Alaska’s cruise ship season begins in April, and that’s making a lot of people anxious in port towns that have, so far, been untouched by the COVID-19 virus.
For now, the response from state and federal public health authorities is based around prevention, quick detection and small-scale containment. But if certain officials decide an Alaska-bound ship threatens public health, they could take extraordinary measures.
Deb Rodriguez is a Juneau resident and retiree. She found out that Holland America Line had canceled sailings in Asia for their ship, the Westerdam, over coronavirus concerns. And now, the Westerdam’s coming to Juneau early.
“I mean, my first reaction is, why, when other countries have turned it away? … Who made this decision?” Rodriguez said. “And was this decision thought through? Do we have what we need?”
Rodriguez said those aren’t rhetorical questions; she earnestly wants officials to address them. She said more transparency about the safeguards and precautions around the Westerdam and the cruise ship season in general would go a long way to quiet her fears.
But reactions around the coronavirus and coming cruise season run the gamut. Some seasonal tourism workers are at peace with the risk, because they already take precautions for norovirus and other infectious diseases that spread similarly. Some said they’re more worried about the impact on their wages and tips.
Others think officials should be discussing a total shutdown of cruise ship traffic in Alaska ports.
In Juneau, Mayor Beth Weldon said she’s keeping an eye on the coronavirus situation, but she doesn’t see it as a local political issue at this point.
“We’re letting the experts make the plans at this time, and then we’ll review the plans as we need to at the Assembly level,” she said.
Weldon said the city’s public health and public safety experts are getting together regularly to prepare.
But back to Rodriguez’s question: Who decides if a cruise ship can come in or not? Normally, for the entirety of Southeast Alaska, there’s one Coast Guard officer with the authority to make that call. His name is Stephen White, and he’s the “captain of the port.”

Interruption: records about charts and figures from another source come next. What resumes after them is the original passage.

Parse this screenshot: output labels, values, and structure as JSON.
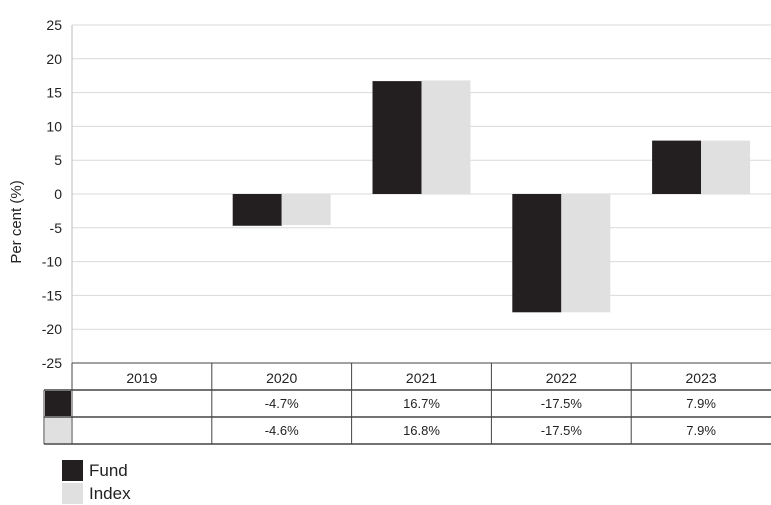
{
  "chart_data": {
    "type": "bar",
    "ylabel": "Per cent (%)",
    "ylim": [
      -25,
      25
    ],
    "yticks": [
      25,
      20,
      15,
      10,
      5,
      0,
      -5,
      -10,
      -15,
      -20,
      -25
    ],
    "grid": true,
    "legend_position": "bottom-left",
    "categories": [
      "2019",
      "2020",
      "2021",
      "2022",
      "2023"
    ],
    "series": [
      {
        "name": "Fund",
        "color": "#231f20",
        "values": [
          null,
          -4.7,
          16.7,
          -17.5,
          7.9
        ],
        "labels": [
          "",
          "-4.7%",
          "16.7%",
          "-17.5%",
          "7.9%"
        ]
      },
      {
        "name": "Index",
        "color": "#e0e0e0",
        "values": [
          null,
          -4.6,
          16.8,
          -17.5,
          7.9
        ],
        "labels": [
          "",
          "-4.6%",
          "16.8%",
          "-17.5%",
          "7.9%"
        ]
      }
    ]
  }
}
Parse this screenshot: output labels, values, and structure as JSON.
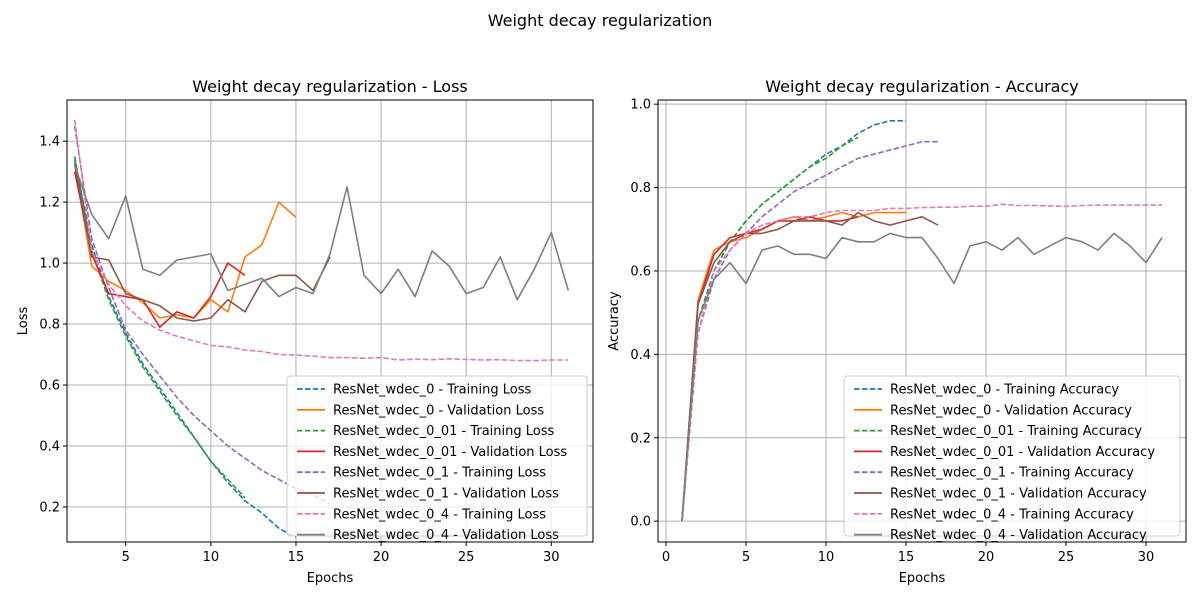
{
  "figure_title": "Weight decay regularization",
  "chart_data": [
    {
      "type": "line",
      "title": "Weight decay regularization - Loss",
      "xlabel": "Epochs",
      "ylabel": "Loss",
      "xlim": [
        1.55,
        32.45
      ],
      "ylim": [
        0.085,
        1.535
      ],
      "xticks": [
        5,
        10,
        15,
        20,
        25,
        30
      ],
      "yticks": [
        0.2,
        0.4,
        0.6,
        0.8,
        1.0,
        1.2,
        1.4
      ],
      "xtick_labels": [
        "5",
        "10",
        "15",
        "20",
        "25",
        "30"
      ],
      "ytick_labels": [
        "0.2",
        "0.4",
        "0.6",
        "0.8",
        "1.0",
        "1.2",
        "1.4"
      ],
      "grid": true,
      "legend_position": "lower-right",
      "series": [
        {
          "name": "ResNet_wdec_0 - Training Loss",
          "color": "#1f77b4",
          "dash": true,
          "x": [
            2,
            3,
            4,
            5,
            6,
            7,
            8,
            9,
            10,
            11,
            12,
            13,
            14,
            15
          ],
          "y": [
            1.34,
            1.06,
            0.89,
            0.77,
            0.67,
            0.59,
            0.51,
            0.43,
            0.35,
            0.28,
            0.22,
            0.18,
            0.13,
            0.1
          ]
        },
        {
          "name": "ResNet_wdec_0 - Validation Loss",
          "color": "#ff7f0e",
          "dash": false,
          "x": [
            2,
            3,
            4,
            5,
            6,
            7,
            8,
            9,
            10,
            11,
            12,
            13,
            14,
            15
          ],
          "y": [
            1.32,
            0.99,
            0.94,
            0.91,
            0.87,
            0.82,
            0.83,
            0.82,
            0.88,
            0.84,
            1.02,
            1.06,
            1.2,
            1.15
          ]
        },
        {
          "name": "ResNet_wdec_0_01 - Training Loss",
          "color": "#2ca02c",
          "dash": true,
          "x": [
            2,
            3,
            4,
            5,
            6,
            7,
            8,
            9,
            10,
            11,
            12
          ],
          "y": [
            1.35,
            1.04,
            0.88,
            0.76,
            0.66,
            0.58,
            0.5,
            0.43,
            0.35,
            0.29,
            0.23
          ]
        },
        {
          "name": "ResNet_wdec_0_01 - Validation Loss",
          "color": "#d62728",
          "dash": false,
          "x": [
            2,
            3,
            4,
            5,
            6,
            7,
            8,
            9,
            10,
            11,
            12
          ],
          "y": [
            1.3,
            1.03,
            0.9,
            0.89,
            0.88,
            0.79,
            0.84,
            0.82,
            0.89,
            1.0,
            0.96
          ]
        },
        {
          "name": "ResNet_wdec_0_1 - Training Loss",
          "color": "#9467bd",
          "dash": true,
          "x": [
            2,
            3,
            4,
            5,
            6,
            7,
            8,
            9,
            10,
            11,
            12,
            13,
            14,
            15,
            16,
            17
          ],
          "y": [
            1.45,
            1.08,
            0.92,
            0.78,
            0.7,
            0.63,
            0.56,
            0.5,
            0.45,
            0.4,
            0.36,
            0.32,
            0.29,
            0.26,
            0.24,
            0.21
          ]
        },
        {
          "name": "ResNet_wdec_0_1 - Validation Loss",
          "color": "#8c564b",
          "dash": false,
          "x": [
            2,
            3,
            4,
            5,
            6,
            7,
            8,
            9,
            10,
            11,
            12,
            13,
            14,
            15,
            16,
            17
          ],
          "y": [
            1.33,
            1.02,
            1.01,
            0.9,
            0.88,
            0.86,
            0.82,
            0.81,
            0.82,
            0.88,
            0.84,
            0.94,
            0.96,
            0.96,
            0.91,
            1.02
          ]
        },
        {
          "name": "ResNet_wdec_0_4 - Training Loss",
          "color": "#e377c2",
          "dash": true,
          "x": [
            2,
            3,
            4,
            5,
            6,
            7,
            8,
            9,
            10,
            11,
            12,
            13,
            14,
            15,
            16,
            17,
            18,
            19,
            20,
            21,
            22,
            23,
            24,
            25,
            26,
            27,
            28,
            29,
            30,
            31
          ],
          "y": [
            1.47,
            1.04,
            0.93,
            0.86,
            0.81,
            0.78,
            0.76,
            0.745,
            0.73,
            0.725,
            0.715,
            0.71,
            0.7,
            0.698,
            0.695,
            0.69,
            0.69,
            0.688,
            0.69,
            0.682,
            0.685,
            0.683,
            0.686,
            0.684,
            0.682,
            0.683,
            0.68,
            0.68,
            0.682,
            0.682
          ]
        },
        {
          "name": "ResNet_wdec_0_4 - Validation Loss",
          "color": "#7f7f7f",
          "dash": false,
          "x": [
            2,
            3,
            4,
            5,
            6,
            7,
            8,
            9,
            10,
            11,
            12,
            13,
            14,
            15,
            16,
            17,
            18,
            19,
            20,
            21,
            22,
            23,
            24,
            25,
            26,
            27,
            28,
            29,
            30,
            31
          ],
          "y": [
            1.32,
            1.16,
            1.08,
            1.22,
            0.98,
            0.96,
            1.01,
            1.02,
            1.03,
            0.91,
            0.93,
            0.95,
            0.89,
            0.92,
            0.9,
            1.03,
            1.25,
            0.96,
            0.9,
            0.98,
            0.89,
            1.04,
            0.99,
            0.9,
            0.92,
            1.02,
            0.88,
            0.98,
            1.1,
            0.91
          ]
        }
      ]
    },
    {
      "type": "line",
      "title": "Weight decay regularization - Accuracy",
      "xlabel": "Epochs",
      "ylabel": "Accuracy",
      "xlim": [
        -0.5,
        32.5
      ],
      "ylim": [
        -0.05,
        1.01
      ],
      "xticks": [
        0,
        5,
        10,
        15,
        20,
        25,
        30
      ],
      "yticks": [
        0.0,
        0.2,
        0.4,
        0.6,
        0.8,
        1.0
      ],
      "xtick_labels": [
        "0",
        "5",
        "10",
        "15",
        "20",
        "25",
        "30"
      ],
      "ytick_labels": [
        "0.0",
        "0.2",
        "0.4",
        "0.6",
        "0.8",
        "1.0"
      ],
      "grid": true,
      "legend_position": "lower-right",
      "series": [
        {
          "name": "ResNet_wdec_0 - Training Accuracy",
          "color": "#1f77b4",
          "dash": true,
          "x": [
            1,
            2,
            3,
            4,
            5,
            6,
            7,
            8,
            9,
            10,
            11,
            12,
            13,
            14,
            15
          ],
          "y": [
            0.0,
            0.48,
            0.6,
            0.67,
            0.72,
            0.76,
            0.79,
            0.82,
            0.85,
            0.88,
            0.9,
            0.93,
            0.95,
            0.96,
            0.96
          ]
        },
        {
          "name": "ResNet_wdec_0 - Validation Accuracy",
          "color": "#ff7f0e",
          "dash": false,
          "x": [
            1,
            2,
            3,
            4,
            5,
            6,
            7,
            8,
            9,
            10,
            11,
            12,
            13,
            14,
            15
          ],
          "y": [
            0.0,
            0.53,
            0.65,
            0.67,
            0.68,
            0.7,
            0.72,
            0.73,
            0.72,
            0.73,
            0.74,
            0.73,
            0.74,
            0.74,
            0.74
          ]
        },
        {
          "name": "ResNet_wdec_0_01 - Training Accuracy",
          "color": "#2ca02c",
          "dash": true,
          "x": [
            1,
            2,
            3,
            4,
            5,
            6,
            7,
            8,
            9,
            10,
            11,
            12
          ],
          "y": [
            0.0,
            0.48,
            0.6,
            0.67,
            0.72,
            0.76,
            0.79,
            0.82,
            0.85,
            0.87,
            0.9,
            0.92
          ]
        },
        {
          "name": "ResNet_wdec_0_01 - Validation Accuracy",
          "color": "#d62728",
          "dash": false,
          "x": [
            1,
            2,
            3,
            4,
            5,
            6,
            7,
            8,
            9,
            10,
            11,
            12
          ],
          "y": [
            0.0,
            0.52,
            0.64,
            0.68,
            0.69,
            0.7,
            0.72,
            0.72,
            0.73,
            0.72,
            0.72,
            0.73
          ]
        },
        {
          "name": "ResNet_wdec_0_1 - Training Accuracy",
          "color": "#9467bd",
          "dash": true,
          "x": [
            1,
            2,
            3,
            4,
            5,
            6,
            7,
            8,
            9,
            10,
            11,
            12,
            13,
            14,
            15,
            16,
            17
          ],
          "y": [
            0.0,
            0.45,
            0.58,
            0.65,
            0.69,
            0.73,
            0.76,
            0.79,
            0.81,
            0.83,
            0.85,
            0.87,
            0.88,
            0.89,
            0.9,
            0.91,
            0.91
          ]
        },
        {
          "name": "ResNet_wdec_0_1 - Validation Accuracy",
          "color": "#8c564b",
          "dash": false,
          "x": [
            1,
            2,
            3,
            4,
            5,
            6,
            7,
            8,
            9,
            10,
            11,
            12,
            13,
            14,
            15,
            16,
            17
          ],
          "y": [
            0.0,
            0.52,
            0.62,
            0.67,
            0.69,
            0.69,
            0.7,
            0.72,
            0.72,
            0.72,
            0.71,
            0.74,
            0.72,
            0.71,
            0.72,
            0.73,
            0.71
          ]
        },
        {
          "name": "ResNet_wdec_0_4 - Training Accuracy",
          "color": "#e377c2",
          "dash": true,
          "x": [
            1,
            2,
            3,
            4,
            5,
            6,
            7,
            8,
            9,
            10,
            11,
            12,
            13,
            14,
            15,
            16,
            17,
            18,
            19,
            20,
            21,
            22,
            23,
            24,
            25,
            26,
            27,
            28,
            29,
            30,
            31
          ],
          "y": [
            0.0,
            0.45,
            0.6,
            0.65,
            0.69,
            0.71,
            0.72,
            0.73,
            0.73,
            0.74,
            0.745,
            0.745,
            0.745,
            0.75,
            0.75,
            0.752,
            0.753,
            0.753,
            0.755,
            0.755,
            0.76,
            0.757,
            0.757,
            0.756,
            0.755,
            0.757,
            0.758,
            0.758,
            0.758,
            0.758,
            0.758
          ]
        },
        {
          "name": "ResNet_wdec_0_4 - Validation Accuracy",
          "color": "#7f7f7f",
          "dash": false,
          "x": [
            1,
            2,
            3,
            4,
            5,
            6,
            7,
            8,
            9,
            10,
            11,
            12,
            13,
            14,
            15,
            16,
            17,
            18,
            19,
            20,
            21,
            22,
            23,
            24,
            25,
            26,
            27,
            28,
            29,
            30,
            31
          ],
          "y": [
            0.0,
            0.48,
            0.58,
            0.62,
            0.57,
            0.65,
            0.66,
            0.64,
            0.64,
            0.63,
            0.68,
            0.67,
            0.67,
            0.69,
            0.68,
            0.68,
            0.63,
            0.57,
            0.66,
            0.67,
            0.65,
            0.68,
            0.64,
            0.66,
            0.68,
            0.67,
            0.65,
            0.69,
            0.66,
            0.62,
            0.68
          ]
        }
      ]
    }
  ]
}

The Coast Guard’s public information office for Alaska said White would not be available for an interview. The Coast Guard didn’t answer written questions about what goes into the captain of the port’s decision making. Coast Guard spokesperson Melissa McKenzie said my questions had been forwarded to a subject matter expert, but that she had not heard back.
However, White did meet with a visitor industry task force in January to explain his role with cruise ships. This was before coronavirus had spread around the globe.
“We do have some regulatory authorities and responsibilities that are laid down in law. And they’re vast and they’re complex,” he said.
Broadly, he said he has the authority to stop vessel traffic and target specific ships from coming or going.
“But it’s supposed to be used judiciously. Not for day-to-day management,” White said. “This is like, ‘Hey, we’re closing the port because of the hurricane. Or there’s a security threat coming. Or this particular vessel is a threat if it gets underway.’”
White said he can also penalize people who don’t follow the captain of the port’s authority.
Ships generally have the right under the U.S. Constitution to come and go. The state and municipal governments have some room to regulate them, too. But they’re not supposed to create undue burdens. Juneau’s municipal attorney, Robert Palmer, outlined the limits of these rights and powers in a legal memo for local officials in January.
Coronavirus aside, cruise ship crews and state health officials already have regular practices for identifying and containing illnesses. The Centers for Disease Control and Prevention has a lot of detailed guidance for cruise ship travelers and workers. It gets down into stuff like how to handle dirty laundry and how much alcohol should be in hand sanitizers.
But if someone’s visibly sick with COVID-19 symptoms or other illnesses, a ship’s crew is required to report it to the CDC.
So that’s what’s going on under normal circumstances. What about abnormal circumstances?
“If there is a large disease outbreak of a contagious disease, that could trigger an emergency,” said Palmer said. “And when that happens, there are super-broad powers that can be authorized or assumed depending on whatever’s reasonable and necessary to protect the people. … What some of those powers can include: restricting access to areas that are believed to be highly infected — whether it’s a building, or an area of town, or a structure or a ship — that part doesn’t probably matter as much.”
Municipal, state or federal officials could — separately or in coordination with each other — invoke various emergency powers that could affect a ship’s access to Alaska’s port towns. Palmer’s department is on Monday’s agenda of a Juneau Assembly committee meeting to discuss the scope and authority of disaster declarations.
If the governor declares a public health disaster, state law says the commissioner of the Department of Health and Social Services gets a lot of extra powers, too. Then, the commissioner could compel evacuations and closures, destroy public health hazards, restrict people’s movement, even take over funeral homes to dispose of bodies.
We’re not there. And Deb Rodriguez said she’s not freaking out.
“For myself, I’m fine,” she said. “I feel like I have everything I need if I needed to be in my house for two weeks because I had the flu or if I had some kind of symptoms. I would be able to take care of myself.
She is concerned about the overall situation, but doesn’t want to live in fear.